Un voyage à objectif familial qui va tourner en voyage initiatique, historique et politique en phase avec l’actualité d’aujourd’hui, la réélection du président turc Erdogan déjà présent, cause de tensions à l’époque où se passe l’album, en 2013. Carole c’est le prénom d’un petit fantôme que deux frères vont chercher, une autobiographie de Clément C. Fabre sur les rives du Bosphore, qui parle du génocide arménien et à travers un brouillard entretenu plus ou moins volontairement par les siens. Un dessin qui captive, charme et émeut.

Robin et Clément sont dans un cimetière turc. Ils cherchent la tombe de Carole Mesropoglu décédée en 1954. Inconnue mais c’est aussi l’occasion de revoir les lieux où vivaient leurs grands-parents. On est en 2013. Clément se souvient de ses échanges avec son psy, ses souvenirs d’un train, celui peut-être de son grand-père maternel venu de Turquie. Il était Arménien et fuyait le génocide. Ce qui n’intéresse pas vraiment Clément, choque son psy qui est juif. Il lui conseille d’interroger ses grands-parents. Avec son frère dans le train ils sont partis chez leurs parents. Et évoque le souvenir de Carole, première fille à Istanbul des grands-parents, et décédée. Sa tombe aurait disparue. Désormais Clément n’a plus que ça en tête, comme un deuil à refaire. Il décide son frère à aller en Turquie qui lui aussi y a pensé. Les grands-parents ouvrent les albums photos, l’arbre généalogique. Où il y a Carole. Robin pense qu’il pourrait faire une BD de ce voyage.

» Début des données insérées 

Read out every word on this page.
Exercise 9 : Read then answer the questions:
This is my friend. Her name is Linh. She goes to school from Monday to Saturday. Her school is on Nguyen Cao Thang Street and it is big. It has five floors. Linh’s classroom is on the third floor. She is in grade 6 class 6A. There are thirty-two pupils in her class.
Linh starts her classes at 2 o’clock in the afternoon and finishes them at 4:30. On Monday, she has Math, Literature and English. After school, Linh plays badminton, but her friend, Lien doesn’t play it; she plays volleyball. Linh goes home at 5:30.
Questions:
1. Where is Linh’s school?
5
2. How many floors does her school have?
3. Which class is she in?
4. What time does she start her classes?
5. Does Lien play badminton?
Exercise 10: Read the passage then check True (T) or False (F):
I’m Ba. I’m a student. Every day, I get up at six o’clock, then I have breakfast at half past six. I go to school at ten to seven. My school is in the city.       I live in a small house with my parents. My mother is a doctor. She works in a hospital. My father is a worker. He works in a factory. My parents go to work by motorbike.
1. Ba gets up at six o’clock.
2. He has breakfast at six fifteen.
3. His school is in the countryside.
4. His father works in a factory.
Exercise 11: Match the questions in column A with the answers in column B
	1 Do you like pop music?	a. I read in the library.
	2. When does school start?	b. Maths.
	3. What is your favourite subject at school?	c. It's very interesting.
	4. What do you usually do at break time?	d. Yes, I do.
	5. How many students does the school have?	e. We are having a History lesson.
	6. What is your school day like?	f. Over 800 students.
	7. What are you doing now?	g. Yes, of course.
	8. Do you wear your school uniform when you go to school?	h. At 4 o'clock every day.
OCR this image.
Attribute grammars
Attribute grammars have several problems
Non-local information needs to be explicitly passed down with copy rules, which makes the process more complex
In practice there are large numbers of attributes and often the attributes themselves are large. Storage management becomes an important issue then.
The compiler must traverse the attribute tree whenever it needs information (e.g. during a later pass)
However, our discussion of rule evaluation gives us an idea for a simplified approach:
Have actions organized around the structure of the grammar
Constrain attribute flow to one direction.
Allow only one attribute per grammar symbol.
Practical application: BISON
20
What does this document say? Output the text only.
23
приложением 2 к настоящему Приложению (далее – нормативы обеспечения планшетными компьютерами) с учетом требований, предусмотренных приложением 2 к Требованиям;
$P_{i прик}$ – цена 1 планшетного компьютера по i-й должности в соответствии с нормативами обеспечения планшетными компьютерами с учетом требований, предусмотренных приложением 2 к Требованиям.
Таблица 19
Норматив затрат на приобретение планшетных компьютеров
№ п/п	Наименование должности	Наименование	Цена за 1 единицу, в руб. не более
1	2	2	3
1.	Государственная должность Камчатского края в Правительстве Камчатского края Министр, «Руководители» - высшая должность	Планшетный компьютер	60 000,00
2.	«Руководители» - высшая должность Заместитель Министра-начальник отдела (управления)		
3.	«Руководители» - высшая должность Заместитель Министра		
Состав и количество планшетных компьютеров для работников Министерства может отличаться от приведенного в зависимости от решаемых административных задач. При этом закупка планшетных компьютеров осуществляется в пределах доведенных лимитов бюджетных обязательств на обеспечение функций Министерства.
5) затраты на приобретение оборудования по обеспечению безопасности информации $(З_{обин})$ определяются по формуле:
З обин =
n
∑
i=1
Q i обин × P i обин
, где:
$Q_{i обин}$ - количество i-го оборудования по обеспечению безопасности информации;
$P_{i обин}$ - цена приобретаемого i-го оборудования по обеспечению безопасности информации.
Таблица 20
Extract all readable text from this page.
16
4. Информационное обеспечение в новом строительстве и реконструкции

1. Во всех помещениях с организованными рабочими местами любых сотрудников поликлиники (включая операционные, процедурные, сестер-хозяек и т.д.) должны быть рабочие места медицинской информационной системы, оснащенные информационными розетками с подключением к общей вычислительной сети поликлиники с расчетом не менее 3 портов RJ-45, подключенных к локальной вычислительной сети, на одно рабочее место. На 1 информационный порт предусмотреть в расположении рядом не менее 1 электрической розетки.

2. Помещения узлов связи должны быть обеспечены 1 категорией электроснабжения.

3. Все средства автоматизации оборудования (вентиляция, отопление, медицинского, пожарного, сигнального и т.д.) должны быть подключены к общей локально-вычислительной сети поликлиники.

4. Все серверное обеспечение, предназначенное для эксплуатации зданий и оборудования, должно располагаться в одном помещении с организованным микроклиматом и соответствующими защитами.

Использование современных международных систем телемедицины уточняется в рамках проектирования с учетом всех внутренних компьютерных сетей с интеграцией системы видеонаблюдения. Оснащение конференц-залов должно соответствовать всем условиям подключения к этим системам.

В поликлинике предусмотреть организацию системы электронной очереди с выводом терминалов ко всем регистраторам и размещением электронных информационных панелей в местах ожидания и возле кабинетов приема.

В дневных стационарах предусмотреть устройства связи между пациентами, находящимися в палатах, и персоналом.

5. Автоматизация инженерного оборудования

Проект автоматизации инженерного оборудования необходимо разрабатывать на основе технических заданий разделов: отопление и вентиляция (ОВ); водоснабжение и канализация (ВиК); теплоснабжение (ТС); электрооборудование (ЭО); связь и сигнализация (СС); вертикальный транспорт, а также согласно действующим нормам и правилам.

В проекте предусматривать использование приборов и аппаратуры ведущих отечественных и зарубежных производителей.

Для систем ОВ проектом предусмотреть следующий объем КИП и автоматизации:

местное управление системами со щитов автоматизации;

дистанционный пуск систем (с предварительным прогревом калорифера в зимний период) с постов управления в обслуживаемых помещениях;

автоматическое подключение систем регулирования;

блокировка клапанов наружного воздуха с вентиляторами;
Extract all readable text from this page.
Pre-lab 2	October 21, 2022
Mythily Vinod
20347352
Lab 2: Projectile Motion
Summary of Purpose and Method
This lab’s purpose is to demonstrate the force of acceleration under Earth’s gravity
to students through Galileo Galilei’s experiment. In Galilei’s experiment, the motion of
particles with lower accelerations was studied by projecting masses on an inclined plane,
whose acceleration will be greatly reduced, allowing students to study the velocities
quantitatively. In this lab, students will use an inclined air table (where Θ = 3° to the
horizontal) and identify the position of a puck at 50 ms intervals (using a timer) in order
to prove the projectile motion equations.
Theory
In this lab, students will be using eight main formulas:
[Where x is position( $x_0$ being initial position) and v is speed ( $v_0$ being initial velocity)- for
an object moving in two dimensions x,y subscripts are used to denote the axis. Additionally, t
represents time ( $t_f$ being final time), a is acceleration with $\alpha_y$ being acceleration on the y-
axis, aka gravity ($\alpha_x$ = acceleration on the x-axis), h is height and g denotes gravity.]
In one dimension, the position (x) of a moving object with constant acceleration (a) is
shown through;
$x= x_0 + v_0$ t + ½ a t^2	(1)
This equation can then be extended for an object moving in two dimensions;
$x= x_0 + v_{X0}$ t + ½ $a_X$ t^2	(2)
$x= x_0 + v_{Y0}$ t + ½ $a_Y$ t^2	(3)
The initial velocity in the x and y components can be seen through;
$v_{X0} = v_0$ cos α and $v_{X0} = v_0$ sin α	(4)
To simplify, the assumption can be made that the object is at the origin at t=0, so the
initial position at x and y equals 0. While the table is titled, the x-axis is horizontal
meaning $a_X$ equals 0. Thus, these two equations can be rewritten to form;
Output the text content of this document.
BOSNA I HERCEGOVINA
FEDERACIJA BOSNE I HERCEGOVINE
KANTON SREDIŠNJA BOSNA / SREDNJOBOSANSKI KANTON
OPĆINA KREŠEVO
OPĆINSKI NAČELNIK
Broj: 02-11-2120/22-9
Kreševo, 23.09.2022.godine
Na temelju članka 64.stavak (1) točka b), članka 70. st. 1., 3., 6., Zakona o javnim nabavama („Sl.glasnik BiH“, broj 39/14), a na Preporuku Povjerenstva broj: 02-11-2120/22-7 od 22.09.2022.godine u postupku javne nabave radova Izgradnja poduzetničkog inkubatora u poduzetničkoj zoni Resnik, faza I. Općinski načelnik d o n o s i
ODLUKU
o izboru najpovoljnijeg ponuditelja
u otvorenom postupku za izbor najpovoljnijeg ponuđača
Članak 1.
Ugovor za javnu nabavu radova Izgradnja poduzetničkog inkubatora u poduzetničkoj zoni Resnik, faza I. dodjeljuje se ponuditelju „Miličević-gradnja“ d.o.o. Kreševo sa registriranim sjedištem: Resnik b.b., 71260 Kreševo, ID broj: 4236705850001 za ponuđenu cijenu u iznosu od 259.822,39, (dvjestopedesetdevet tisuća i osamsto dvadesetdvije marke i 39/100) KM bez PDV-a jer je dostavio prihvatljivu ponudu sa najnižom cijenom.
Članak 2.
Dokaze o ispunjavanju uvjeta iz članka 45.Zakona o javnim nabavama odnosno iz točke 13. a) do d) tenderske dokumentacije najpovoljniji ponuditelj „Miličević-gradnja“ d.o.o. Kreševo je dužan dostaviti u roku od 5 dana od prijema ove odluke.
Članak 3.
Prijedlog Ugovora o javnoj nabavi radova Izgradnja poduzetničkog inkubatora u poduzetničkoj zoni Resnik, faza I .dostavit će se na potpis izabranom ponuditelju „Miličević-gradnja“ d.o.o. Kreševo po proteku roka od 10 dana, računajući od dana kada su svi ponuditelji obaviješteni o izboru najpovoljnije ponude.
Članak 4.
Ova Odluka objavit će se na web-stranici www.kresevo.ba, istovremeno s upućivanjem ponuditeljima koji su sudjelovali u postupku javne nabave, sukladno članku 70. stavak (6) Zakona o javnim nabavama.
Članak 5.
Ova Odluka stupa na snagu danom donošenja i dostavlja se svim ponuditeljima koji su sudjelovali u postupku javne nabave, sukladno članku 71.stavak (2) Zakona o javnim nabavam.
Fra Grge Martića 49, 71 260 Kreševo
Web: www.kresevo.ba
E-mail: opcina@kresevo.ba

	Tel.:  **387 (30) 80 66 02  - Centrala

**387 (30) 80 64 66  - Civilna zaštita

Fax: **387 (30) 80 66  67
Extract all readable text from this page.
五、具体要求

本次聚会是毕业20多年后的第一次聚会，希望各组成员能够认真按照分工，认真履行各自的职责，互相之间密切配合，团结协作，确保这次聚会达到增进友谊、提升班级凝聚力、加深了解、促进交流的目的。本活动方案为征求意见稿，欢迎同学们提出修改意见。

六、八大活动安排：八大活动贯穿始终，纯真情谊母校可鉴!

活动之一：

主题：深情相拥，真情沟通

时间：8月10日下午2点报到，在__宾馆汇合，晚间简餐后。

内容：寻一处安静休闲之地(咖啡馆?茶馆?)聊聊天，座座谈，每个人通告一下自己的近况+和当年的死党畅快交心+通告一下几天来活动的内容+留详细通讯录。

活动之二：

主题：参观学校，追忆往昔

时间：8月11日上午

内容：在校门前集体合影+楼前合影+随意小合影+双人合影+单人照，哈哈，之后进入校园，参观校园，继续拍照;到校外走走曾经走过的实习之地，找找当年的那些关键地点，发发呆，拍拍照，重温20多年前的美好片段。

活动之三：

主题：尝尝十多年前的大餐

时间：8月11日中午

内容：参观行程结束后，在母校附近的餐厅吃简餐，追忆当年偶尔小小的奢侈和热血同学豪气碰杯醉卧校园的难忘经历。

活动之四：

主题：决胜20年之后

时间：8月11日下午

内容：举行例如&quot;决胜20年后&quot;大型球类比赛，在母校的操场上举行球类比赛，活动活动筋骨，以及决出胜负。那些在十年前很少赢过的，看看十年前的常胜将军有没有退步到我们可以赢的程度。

La suite c’est effectivement une BD, généreuse, sur le thème de l’identité qui obsède l’auteur. On a un reportage sur la Turquie en toile de fond, et sur Istanbul. Sans oublier les origines arméniennes volontairement effacées préconisées par Ataturk en changeant de nom pour une meilleure intégration turque. Une enquête très personnelle que mène les deux frères tout au long des 224 pages. Un journal de famille et une thérapie, en fait dessiné, grande et petite histoire, pour une Carole (presque) invisible. Un lent et joli parcours et qu’il faut savoir emprunter car il le mérite avec les deux frères.